Kisah Iblis yang tidak mau bersujud di hadapan manusia, hanyalah khayalan imajiner para Nabi, yang digantungkan pada kalam ilahi. Ia ingin mengambil keuntungan dari kisah terusirnya Adam dan Hawa dari komunitasnya.

Ia memang pintar mencari celah dan peluang. Nabi oportunis. Sang Nabi biasa melegitimasi kehendak dan keinginannya dengan membawa-bawa nama tuhan agar semuanya terpuaskan, tanpa seorang pun berani mempertanyakan.

Aku berontak. Bagi mereka yang memiliki kewarasan, diam adalah hidup. Namun tidak begitu denganku. Aku tidak bisa menanggung kebohongan besar lalu-lalang setiap hari dalam hidupku. Aku memilih perlawanan dari pada diam.

Aku tidak takut dengan kematian, siksaan ataupun penderitaan. Aku hanya yakin, meskipun kalah dalam perlawanan, semangat zaman akan memperlihatkan kenyataan yang sebenarnya. Kebenaran selalu sabar dalam penantiannya yang panjang. Burung Hantu Minerva, selalu terbang kala hari telah senja.

Dari lidah dan mulut kesurupan seorang dukun penyair, aku akan menguak siapa sebenarnya diriku. Ya, Iblis dulunya adalah seorang manusia pemberontak. Ia sangat impulsif, meledak-ledak suaranya, dan tak mampu menahan kemunafikan.

Penjara hidupnya adalah diam. Ia memiliki taring kritik dan cakar merah perlawanan yang berpotensi menggoyahkan kuasa dan orde para Nabi yang jumawa. Iblis tidak pernah percaya pada kata-kata para Nabi yang menurutnya berasal dari Atap Semesta Tertinggi. Para Nabi, kebanyakan adalah ahli manipulasi.

Tukang karang cerita yang hanya bisa dipercaya oleh manusia tanpa pikiran dan tak berjiwa. Merogoh tipuan kata-kata dari dunia alam bawah sadarnya yang menakjubkan kemudian diolah dengan pikiran cenayang, dan hasilnya adalah sastra indah yang mengandung kekacauan psikologis yang sangat dalam.

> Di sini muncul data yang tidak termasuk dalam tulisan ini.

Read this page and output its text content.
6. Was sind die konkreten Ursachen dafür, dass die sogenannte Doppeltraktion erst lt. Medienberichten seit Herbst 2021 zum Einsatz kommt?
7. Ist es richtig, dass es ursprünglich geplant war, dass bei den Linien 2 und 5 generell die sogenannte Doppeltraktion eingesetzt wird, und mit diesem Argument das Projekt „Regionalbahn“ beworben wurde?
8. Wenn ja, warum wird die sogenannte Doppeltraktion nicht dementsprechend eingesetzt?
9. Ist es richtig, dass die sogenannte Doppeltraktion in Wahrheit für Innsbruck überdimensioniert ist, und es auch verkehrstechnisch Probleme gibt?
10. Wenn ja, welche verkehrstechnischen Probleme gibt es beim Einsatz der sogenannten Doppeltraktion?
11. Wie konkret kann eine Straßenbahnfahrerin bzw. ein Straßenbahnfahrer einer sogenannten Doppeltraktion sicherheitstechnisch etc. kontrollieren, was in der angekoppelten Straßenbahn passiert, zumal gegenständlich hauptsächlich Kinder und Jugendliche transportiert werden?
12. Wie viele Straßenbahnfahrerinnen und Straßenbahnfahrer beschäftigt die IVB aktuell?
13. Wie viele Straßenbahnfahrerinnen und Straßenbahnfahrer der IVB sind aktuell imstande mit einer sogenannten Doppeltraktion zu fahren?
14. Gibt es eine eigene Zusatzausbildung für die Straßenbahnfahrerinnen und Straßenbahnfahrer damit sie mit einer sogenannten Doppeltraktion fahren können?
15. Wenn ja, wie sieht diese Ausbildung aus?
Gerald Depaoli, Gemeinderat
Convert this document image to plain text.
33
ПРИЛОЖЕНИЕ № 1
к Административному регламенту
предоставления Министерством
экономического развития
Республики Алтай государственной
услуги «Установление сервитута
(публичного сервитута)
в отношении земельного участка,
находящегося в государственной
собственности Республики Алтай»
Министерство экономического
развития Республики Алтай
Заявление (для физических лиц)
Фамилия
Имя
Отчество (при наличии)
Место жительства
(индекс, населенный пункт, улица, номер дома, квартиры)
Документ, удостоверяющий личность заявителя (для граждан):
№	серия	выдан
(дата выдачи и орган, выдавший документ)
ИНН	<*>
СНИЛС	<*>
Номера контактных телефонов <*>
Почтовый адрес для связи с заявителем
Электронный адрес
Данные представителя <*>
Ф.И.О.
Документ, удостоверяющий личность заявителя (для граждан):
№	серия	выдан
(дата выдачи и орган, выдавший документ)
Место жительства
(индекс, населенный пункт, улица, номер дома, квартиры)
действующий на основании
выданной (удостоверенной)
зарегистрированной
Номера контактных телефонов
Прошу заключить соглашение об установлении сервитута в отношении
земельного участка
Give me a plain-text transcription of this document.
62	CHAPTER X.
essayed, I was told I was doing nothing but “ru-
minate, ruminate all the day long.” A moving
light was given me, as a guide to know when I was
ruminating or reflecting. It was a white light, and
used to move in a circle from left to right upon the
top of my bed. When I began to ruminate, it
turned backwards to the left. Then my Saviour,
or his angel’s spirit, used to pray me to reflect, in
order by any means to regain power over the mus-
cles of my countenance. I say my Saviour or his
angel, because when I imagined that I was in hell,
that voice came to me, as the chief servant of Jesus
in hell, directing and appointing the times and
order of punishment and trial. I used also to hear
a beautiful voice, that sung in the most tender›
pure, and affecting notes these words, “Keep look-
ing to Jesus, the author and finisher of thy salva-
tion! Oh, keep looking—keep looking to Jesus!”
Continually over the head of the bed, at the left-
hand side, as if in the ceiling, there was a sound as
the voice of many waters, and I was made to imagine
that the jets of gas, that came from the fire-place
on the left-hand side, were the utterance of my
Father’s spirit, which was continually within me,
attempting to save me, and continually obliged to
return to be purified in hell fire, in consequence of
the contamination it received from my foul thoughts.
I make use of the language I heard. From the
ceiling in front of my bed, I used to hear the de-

Di balik keilahiahannya, tersembunyi delusi jiwa. Sesuatu yang awalnya sebuah khayalan tapi akan menjadi benar dan diimani oleh banyak orang apabila terwujud kekuasaannya di dunia luar. Maka tidak ada jalan lain, kecuali ia harus menguasai dunia sebagai bukti kenabiannya. Lahirlah agama pejuang, agama pedang, agama para petualang perang.

Iblis malas berbisik, justru ia sering berteriak keras mengingatkan kita bahaya di masa depan dari kata-kata nubuat Sang Nabi. Selama Iblis dimaki, semakin kuat rohnya untuk bangkit kembali. Iblis gelisah dengan nasib umat manusia. Ia adalah kawan sejati dari hidup. Ia lebih mengenal tatapan kosong orang-orang yang selalu terkalahkan oleh kenyataan, dari pada tuhan.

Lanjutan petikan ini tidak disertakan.